Sergi çeşitli temalara ayrılmıştı, önce ölüdoğalar ve Botero'nun klasikleri yeniden yorumladığı eserler ; Marie Antoinettelere ,ve karpuzların içini boyadığı o dehşet koyu fuşya renge bayıldım. Sonra sirk hayatından sahneler, tutkunu olduğu boğa güreşlerini ve kahramanlarını anlatan resimler (hatta kendi otoportresini bile matador kılığında yapmış) , sonracığıma ülkesi Kolombiya'dan insan halleri... Futbol oynayan çocuklar, kumsalda eğlenenler, müzisyenler... Çok güzel bir sergiydi, Oryantalistlerin İstanbul'u sergisinden sonra Pera Müzesine Botero için de teşekkür etmek lazım.




16 Temmuz 2010 Cuma

Sokaktaki kokular.

Yaklaşık iki aydır diyetisyene gidiyorum. Normalde yediğim güzelim zararlı pislik şeyleri de yemiyorum. Ama yemeye en yakın olduğum an akşam iş çıkışı eve dönerken Kurtuluş'dan yürüdüğüm zaman aralığı.

Bizim işyeri Kurtuluş Son Durak'da. Buradan başlıyorum yürümeye bismillah Odak Büfe'den yola yayılan ağırrr, yağlıı, vıjjık vıjjıkk tavuk döner ile üzerinde hem tost, hem kumru, hem köfte pişen ızgaranın kokusu yüzüme çarpıyor. O hava ki artık sade gaz halinde değil, sankim azıcık yoğunlaşmış, o denli ağır... Zaten akşamın körü, acıkmışım, bu koku beni bir çarpıyor.
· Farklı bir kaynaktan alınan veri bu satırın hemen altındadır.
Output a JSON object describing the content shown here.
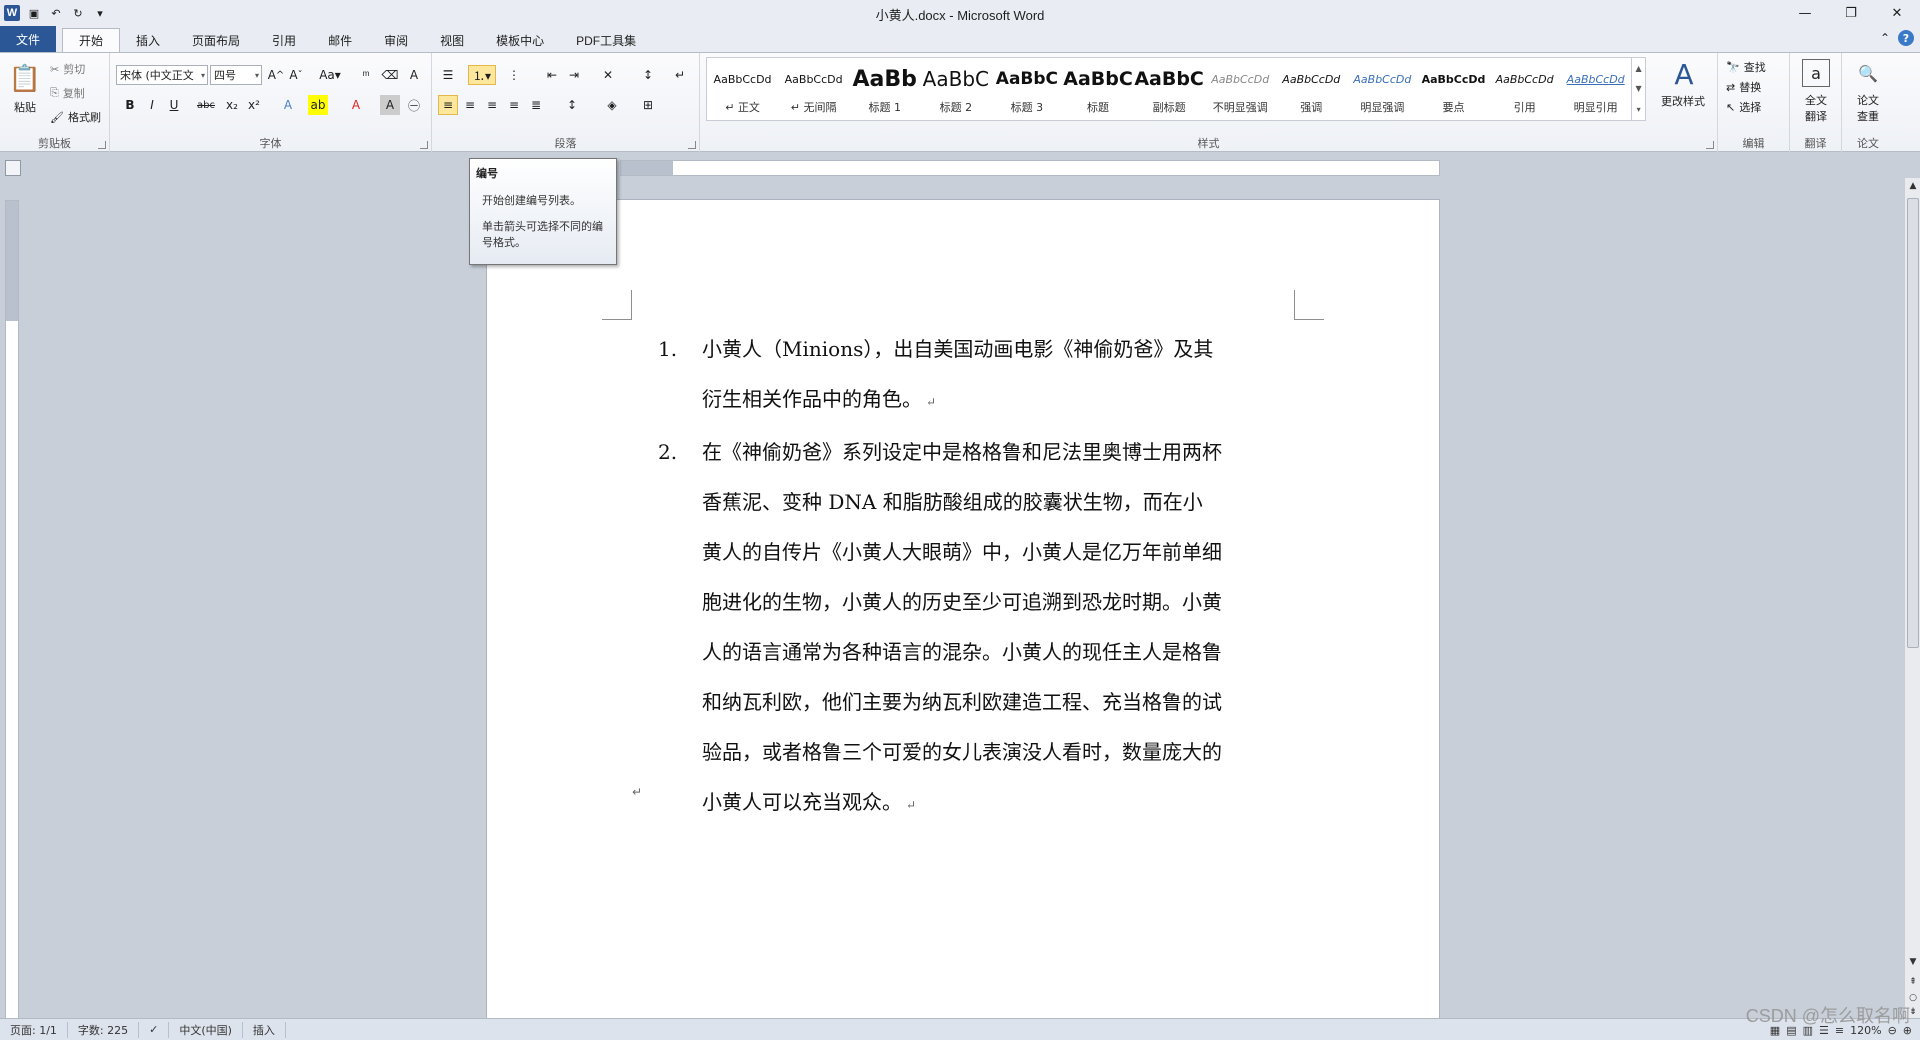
{
  "window": {
    "title": "小黄人.docx - Microsoft Word",
    "minimize": "—",
    "restore": "❐",
    "close": "✕"
  },
  "tabs": [
    {
      "label": "文件"
    },
    {
      "label": "开始"
    },
    {
      "label": "插入"
    },
    {
      "label": "页面布局"
    },
    {
      "label": "引用"
    },
    {
      "label": "邮件"
    },
    {
      "label": "审阅"
    },
    {
      "label": "视图"
    },
    {
      "label": "模板中心"
    },
    {
      "label": "PDF工具集"
    }
  ],
  "ribbon": {
    "clipboard": {
      "label": "剪贴板",
      "paste": "粘贴",
      "cut": "剪切",
      "copy": "复制",
      "format_painter": "格式刷"
    },
    "font": {
      "label": "字体",
      "font_name": "宋体 (中文正文",
      "font_size": "四号"
    },
    "paragraph": {
      "label": "段落"
    },
    "styles": {
      "label": "样式",
      "change_styles": "更改样式",
      "items": [
        {
          "sample": "AaBbCcDd",
          "name": "↵ 正文"
        },
        {
          "sample": "AaBbCcDd",
          "name": "↵ 无间隔"
        },
        {
          "sample": "AaBb",
          "name": "标题 1"
        },
        {
          "sample": "AaBbC",
          "name": "标题 2"
        },
        {
          "sample": "AaBbC",
          "name": "标题 3"
        },
        {
          "sample": "AaBbC",
          "name": "标题"
        },
        {
          "sample": "AaBbC",
          "name": "副标题"
        },
        {
          "sample": "AaBbCcDd",
          "name": "不明显强调"
        },
        {
          "sample": "AaBbCcDd",
          "name": "强调"
        },
        {
          "sample": "AaBbCcDd",
          "name": "明显强调"
        },
        {
          "sample": "AaBbCcDd",
          "name": "要点"
        },
        {
          "sample": "AaBbCcDd",
          "name": "引用"
        },
        {
          "sample": "AaBbCcDd",
          "name": "明显引用"
        }
      ]
    },
    "editing": {
      "label": "编辑",
      "find": "查找",
      "replace": "替换",
      "select": "选择"
    },
    "translate": {
      "label": "翻译",
      "full_text": "全文",
      "translate": "翻译"
    },
    "paper": {
      "label": "论文",
      "paper": "论文",
      "check": "查重"
    }
  },
  "tooltip": {
    "title": "编号",
    "line1": "开始创建编号列表。",
    "line2": "单击箭头可选择不同的编号格式。"
  },
  "document": {
    "items": [
      {
        "num": "1.",
        "text": "小黄人（Minions），出自美国动画电影《神偷奶爸》及其衍生相关作品中的角色。"
      },
      {
        "num": "2.",
        "text": "在《神偷奶爸》系列设定中是格格鲁和尼法里奥博士用两杯香蕉泥、变种 DNA 和脂肪酸组成的胶囊状生物，而在小黄人的自传片《小黄人大眼萌》中，小黄人是亿万年前单细胞进化的生物，小黄人的历史至少可追溯到恐龙时期。小黄人的语言通常为各种语言的混杂。小黄人的现任主人是格鲁和纳瓦利欧，他们主要为纳瓦利欧建造工程、充当格鲁的试验品，或者格鲁三个可爱的女儿表演没人看时，数量庞大的小黄人可以充当观众。"
      }
    ],
    "para_mark": "↵"
  },
  "status": {
    "page": "页面: 1/1",
    "words": "字数: 225",
    "language": "中文(中国)",
    "mode": "插入",
    "zoom": "120%"
  },
  "watermark": "CSDN @怎么取名啊",
  "colors": {
    "accent": "#2b5797",
    "selected_button": "#fde79c"
  }
}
Yürümeye devam ediyorum, hemen büfenin ilerisinde Ekinci ekmek fırınından SICAK EKMEK KOKUları yükselmekte, içim eziliyor, eziliyor, iki adım daha ilerliyorum kaçarcasına... dondurmacı ! iki adım daha at , tantunici! çiğ köfteci! insanlara çarpa çurpa bu parkuru geçiyorum, pet shopun önündedeki koltukta oturan kocaman güzel köpeği seviyorum, zaten yoldan geçen herkes bi el atıyor, Golden sanırsam, hiç sesi çıkmıyor, maskot gibi pet shop'un önünde oturmakta... Sonra bi pastane var köşede, muffinleri çörekleri dizmiş...başımı önüme çevirip ilerliyorum, artık Kurtuluş'un başına yaklaştım... Marketin yanındaki bir diğer ufak pastane , inanılmaz derecede çikolatalı tatlılarını sergiliyor, sanki hınzır kalıp kalıp çikolatayı eritmiş o keklerin üzerinde.... yine de geçiyorum ve tam Pangaltı'ya dönerken dannnn! Marmaris Büfe. Hani o şık şıkırdım Etiler Marmaris Büfe değil, daha eski, küçük, salaş , daha büfe tadında. İçinde sosislerin kaynadığı o salçalı koyu sıvıdan ve ıslak hamburgerlerin ıslak sosundan çıkan o koku , Hülya Koçyiğit'i Önder Somer'le basan Ediz Hun tokatı misalı suratıma şırraakkk diye şarpıyor. O sıcacık salçalı koku, aç bilaç sızlayan karnıma adeta eziyet etmekte... Elimi göbeğime götürüyorum hemen, bakıyorum ki hala hamur gibi , yürümeye devam ediyorum. Ne yazık ki eziyet bitmedi, Pangaltı durağının orada mis gibi simit kokusu geliyor, durağın az ilerisinde, yol üstündeki pastanaden tatlı mı tatlı bir kurabiye kokusu çarpıyor burnuma, yaleppiimmmmmm ne zaman bitecek bu eziyet derken metro durağına geldim diye seviniyorum... ve... işte... tam o anda.... KÜÜTTTT kokoroççiiiiii, amannnn nasıl bir koku buuuu derken kendimi metroya zor atıyorum, eve gelince de bir bardak sütle 5 kaşık nesfit yiyip; kaymak birası hayallerine gömülüyorum.

işte öyleyken böyle


14 Temmuz 2010 Çarşamba

Kediciğin istenmeyen tüylerinden nasıl kurtulduk?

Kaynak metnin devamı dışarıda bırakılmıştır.